My younger brother, Nate, and I used to go up to the attic and rummage through countless boxes filled with bric-a-bracs and what others might consider fit for the Salvation Army. Sometimes we’d come across a treasure box. We loved finding old washed-out snapshots of my dad from when he was in high school. We would pull out all the pictures of him and bring them home. Then he’d tell us stories about each one. Among my favorite attic finds were my dad’s old high school letter jacket, and my aunt’s prom dress which my grandmother had sewn for her. Although they were much too big for us, the jacket and prom dress quickly became my and Nate’s favorite accessories while playing our childish games.

Back in the antique shop in the Medina, just as I was about to start down the stairs, I took one last look around a room that so closely resembled my grandparents’ cluttered attic.  That’s when I spotted a rusty flower pot filled with dozens of wooden spoons.

There were spoons of all different lengths and sizes, teaspoons, ladles, soup spoons, and big spoons used for mixing. The one spoon that stood out to me, though, was long and flat. That spoon was for me a lot more than a kitchen utensil because of the memories it stirred. I was smiling at flashbacks of my brother and I running around, screaming bloody murder, in fear that my grandmother was going to beat us with her dreaded flat wooden spoon.

Dinners with my big crazy family turned into late evenings sitting around the long dining room table in my grandparents’ house. For hours we’d listen to my dad and his sisters tell stories about their childhood. My grandfather was a businessman and spent a lot of time working, so my grandmother stayed home with the kids. According to these wild dinnertime stories, my grandmother had a hard time controlling her children’s rambunctiousness.

One of my dad and his sisters’ favorite stories was how my Grandma used to smack their bottoms with a wooden spoon to stop their misbehaving.
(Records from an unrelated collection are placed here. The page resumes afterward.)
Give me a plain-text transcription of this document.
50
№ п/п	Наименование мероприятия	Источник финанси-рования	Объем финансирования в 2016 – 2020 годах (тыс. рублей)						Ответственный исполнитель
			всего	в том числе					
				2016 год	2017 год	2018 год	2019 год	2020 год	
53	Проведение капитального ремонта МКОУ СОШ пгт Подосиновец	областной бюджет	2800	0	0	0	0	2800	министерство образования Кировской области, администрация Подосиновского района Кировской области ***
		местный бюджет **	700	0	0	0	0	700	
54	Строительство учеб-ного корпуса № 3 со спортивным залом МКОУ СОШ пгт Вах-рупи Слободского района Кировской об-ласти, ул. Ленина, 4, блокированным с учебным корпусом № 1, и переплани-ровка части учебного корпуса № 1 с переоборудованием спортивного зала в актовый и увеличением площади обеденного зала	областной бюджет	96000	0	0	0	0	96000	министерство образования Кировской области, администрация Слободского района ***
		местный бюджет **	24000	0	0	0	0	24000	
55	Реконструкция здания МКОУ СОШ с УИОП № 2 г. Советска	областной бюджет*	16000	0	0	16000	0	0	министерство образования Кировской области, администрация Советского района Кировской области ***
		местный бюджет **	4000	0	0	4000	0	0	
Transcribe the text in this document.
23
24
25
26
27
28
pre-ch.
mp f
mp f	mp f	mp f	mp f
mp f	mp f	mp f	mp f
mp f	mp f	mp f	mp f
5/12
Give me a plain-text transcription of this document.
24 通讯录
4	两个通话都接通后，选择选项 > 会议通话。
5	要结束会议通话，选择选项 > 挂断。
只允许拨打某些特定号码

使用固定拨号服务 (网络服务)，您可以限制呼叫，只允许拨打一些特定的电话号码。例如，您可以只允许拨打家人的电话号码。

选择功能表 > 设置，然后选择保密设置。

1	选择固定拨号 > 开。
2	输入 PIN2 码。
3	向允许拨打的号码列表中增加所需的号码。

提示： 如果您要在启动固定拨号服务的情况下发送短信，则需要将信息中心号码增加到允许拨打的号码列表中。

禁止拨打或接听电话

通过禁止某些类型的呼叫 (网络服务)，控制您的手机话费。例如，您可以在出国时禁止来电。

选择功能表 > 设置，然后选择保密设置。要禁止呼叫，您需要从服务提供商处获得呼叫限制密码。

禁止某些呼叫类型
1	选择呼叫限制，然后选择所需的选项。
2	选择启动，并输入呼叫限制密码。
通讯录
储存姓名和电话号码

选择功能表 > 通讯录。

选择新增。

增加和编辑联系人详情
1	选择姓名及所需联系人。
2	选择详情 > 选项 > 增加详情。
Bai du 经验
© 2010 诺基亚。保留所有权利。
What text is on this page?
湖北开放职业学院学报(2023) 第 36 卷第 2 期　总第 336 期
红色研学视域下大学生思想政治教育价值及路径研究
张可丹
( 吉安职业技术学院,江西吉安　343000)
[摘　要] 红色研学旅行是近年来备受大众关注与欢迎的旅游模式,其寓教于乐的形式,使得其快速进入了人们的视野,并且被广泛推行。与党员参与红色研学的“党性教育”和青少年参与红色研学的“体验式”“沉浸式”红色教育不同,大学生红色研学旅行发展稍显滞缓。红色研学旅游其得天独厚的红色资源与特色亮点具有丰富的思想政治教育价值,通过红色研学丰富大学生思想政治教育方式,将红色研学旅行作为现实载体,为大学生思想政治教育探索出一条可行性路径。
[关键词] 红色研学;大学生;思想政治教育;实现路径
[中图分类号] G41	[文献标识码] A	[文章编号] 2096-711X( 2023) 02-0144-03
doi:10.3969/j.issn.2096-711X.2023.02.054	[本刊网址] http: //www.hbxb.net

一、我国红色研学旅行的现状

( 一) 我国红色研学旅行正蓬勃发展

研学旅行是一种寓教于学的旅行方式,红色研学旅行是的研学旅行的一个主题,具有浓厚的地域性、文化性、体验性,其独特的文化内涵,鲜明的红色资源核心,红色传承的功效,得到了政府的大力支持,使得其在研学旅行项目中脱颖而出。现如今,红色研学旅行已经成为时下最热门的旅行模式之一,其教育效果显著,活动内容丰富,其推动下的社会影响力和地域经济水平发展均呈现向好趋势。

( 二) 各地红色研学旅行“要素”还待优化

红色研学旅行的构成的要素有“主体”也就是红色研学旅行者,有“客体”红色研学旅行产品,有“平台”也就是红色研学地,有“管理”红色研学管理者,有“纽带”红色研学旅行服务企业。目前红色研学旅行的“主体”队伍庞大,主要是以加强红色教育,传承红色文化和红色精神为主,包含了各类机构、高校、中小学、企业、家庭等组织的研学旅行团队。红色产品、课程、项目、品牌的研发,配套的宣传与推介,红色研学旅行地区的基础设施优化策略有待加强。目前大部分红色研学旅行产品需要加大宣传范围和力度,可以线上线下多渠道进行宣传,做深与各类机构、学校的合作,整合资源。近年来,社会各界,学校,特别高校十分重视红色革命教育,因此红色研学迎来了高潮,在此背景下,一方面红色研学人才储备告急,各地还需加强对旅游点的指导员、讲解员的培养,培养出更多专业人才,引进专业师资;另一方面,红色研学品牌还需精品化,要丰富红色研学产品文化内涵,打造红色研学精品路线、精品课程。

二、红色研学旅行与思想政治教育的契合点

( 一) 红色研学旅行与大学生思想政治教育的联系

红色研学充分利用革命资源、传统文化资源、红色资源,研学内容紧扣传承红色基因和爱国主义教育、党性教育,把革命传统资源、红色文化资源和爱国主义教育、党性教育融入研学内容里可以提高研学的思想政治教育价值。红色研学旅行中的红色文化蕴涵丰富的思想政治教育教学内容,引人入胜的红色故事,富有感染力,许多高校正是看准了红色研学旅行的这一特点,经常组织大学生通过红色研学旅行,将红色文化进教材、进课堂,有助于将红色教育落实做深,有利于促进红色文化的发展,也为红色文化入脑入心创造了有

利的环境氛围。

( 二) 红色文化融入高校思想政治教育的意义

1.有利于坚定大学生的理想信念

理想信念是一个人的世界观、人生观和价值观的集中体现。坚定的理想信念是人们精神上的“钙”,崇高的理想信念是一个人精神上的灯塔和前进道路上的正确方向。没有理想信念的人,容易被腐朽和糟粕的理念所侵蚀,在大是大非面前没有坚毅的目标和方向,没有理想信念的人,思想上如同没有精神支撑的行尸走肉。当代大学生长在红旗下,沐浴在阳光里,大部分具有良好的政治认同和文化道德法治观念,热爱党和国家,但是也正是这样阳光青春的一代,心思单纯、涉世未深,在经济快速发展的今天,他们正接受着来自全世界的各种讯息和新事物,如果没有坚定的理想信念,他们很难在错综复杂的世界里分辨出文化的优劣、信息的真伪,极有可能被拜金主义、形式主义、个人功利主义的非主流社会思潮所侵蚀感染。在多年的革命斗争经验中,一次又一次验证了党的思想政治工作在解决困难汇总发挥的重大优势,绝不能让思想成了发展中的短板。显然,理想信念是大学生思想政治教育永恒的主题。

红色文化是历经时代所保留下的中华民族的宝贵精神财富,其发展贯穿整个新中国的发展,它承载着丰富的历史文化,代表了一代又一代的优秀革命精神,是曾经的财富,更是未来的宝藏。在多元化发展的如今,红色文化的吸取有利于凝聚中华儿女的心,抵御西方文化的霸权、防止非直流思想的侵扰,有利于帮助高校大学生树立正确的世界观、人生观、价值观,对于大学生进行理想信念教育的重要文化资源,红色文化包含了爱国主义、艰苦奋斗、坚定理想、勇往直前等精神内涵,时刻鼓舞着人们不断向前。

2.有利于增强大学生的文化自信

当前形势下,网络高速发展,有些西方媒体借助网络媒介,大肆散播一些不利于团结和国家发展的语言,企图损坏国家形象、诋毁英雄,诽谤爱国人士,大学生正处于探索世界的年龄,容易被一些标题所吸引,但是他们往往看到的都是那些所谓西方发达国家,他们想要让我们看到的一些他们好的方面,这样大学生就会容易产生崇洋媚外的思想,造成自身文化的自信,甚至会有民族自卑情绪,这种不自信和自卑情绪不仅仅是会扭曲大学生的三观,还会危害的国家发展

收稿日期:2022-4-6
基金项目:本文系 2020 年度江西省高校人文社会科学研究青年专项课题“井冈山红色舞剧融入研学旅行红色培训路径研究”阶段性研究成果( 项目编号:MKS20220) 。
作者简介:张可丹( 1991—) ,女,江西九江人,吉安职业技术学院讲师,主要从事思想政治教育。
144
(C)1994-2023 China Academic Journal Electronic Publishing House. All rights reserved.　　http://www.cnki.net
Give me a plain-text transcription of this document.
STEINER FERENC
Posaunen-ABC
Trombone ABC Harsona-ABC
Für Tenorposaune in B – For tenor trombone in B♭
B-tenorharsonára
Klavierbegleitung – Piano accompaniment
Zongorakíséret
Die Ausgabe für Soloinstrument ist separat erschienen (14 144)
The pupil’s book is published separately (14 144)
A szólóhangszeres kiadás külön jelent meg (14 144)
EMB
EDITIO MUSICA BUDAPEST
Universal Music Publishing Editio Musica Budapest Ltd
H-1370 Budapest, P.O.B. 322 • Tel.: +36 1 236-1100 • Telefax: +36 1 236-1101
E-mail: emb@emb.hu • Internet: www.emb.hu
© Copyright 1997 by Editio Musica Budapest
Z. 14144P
Before she would hit their behinds, she would always say,  “Just know, this hurts me more than it hurts you.” Nate and I could never get enough of these fascinating stories, so we always asked our family to tell us more about the wooden spoon. The stories always brought us a lot of laughter but caused my brother and me to fear the wooden spoon.

As soon as grandmother discovered just how scared we were of the wooden spoon, she started using it as a scare tactic against us too. Deep down we wondered if she had it in her to hit one of us with the spoon. One day we decided it would be a good idea to test her limits. We began to cause trouble, as we always did, but this time Nate didn’t stop when she threatened to bring out the spoon. He stood at the top of their L-shaped staircase, teasing my grandmother who was at the bottom waving the wooden spoon and saying, “Don’t make me do this, Nate!” He continued pushing her buttons, and before I knew it, my grandmother was marching down the stairs and dragging Nate along with her.

Exhausted from the fight, Grandma sat down on a bench in her kitchen. “Okay,” she said, “come stand in front of me, Nate.” With a mischievous smirk on his face, my brother got up and stood in front of her. Then she came out with the famous words, “This really does hurt me more than it hurts you, but you need to learn.” Hesitantly, she drew back the wooden spoon. She lined it up with Nate’s bottom, then looked away. I could tell it was hard for her to punish my brother in this way.

“Smack,” she hit his bottom, except something didn’t sound quite right. Nate and I began to break out in uncontrollable laughter as he pulled an aluminum pie plate out of his pants. My grandmother took a sigh of relief when she realized that she had only hit the pie plate and not his actual bottom. She, too, began laughing.

Reminiscing on this scene, I stood in the cluttered top floor of the antique store in Tangier, smiling like a fool.

Hannah Laskey is a Nursing major at the University of New England.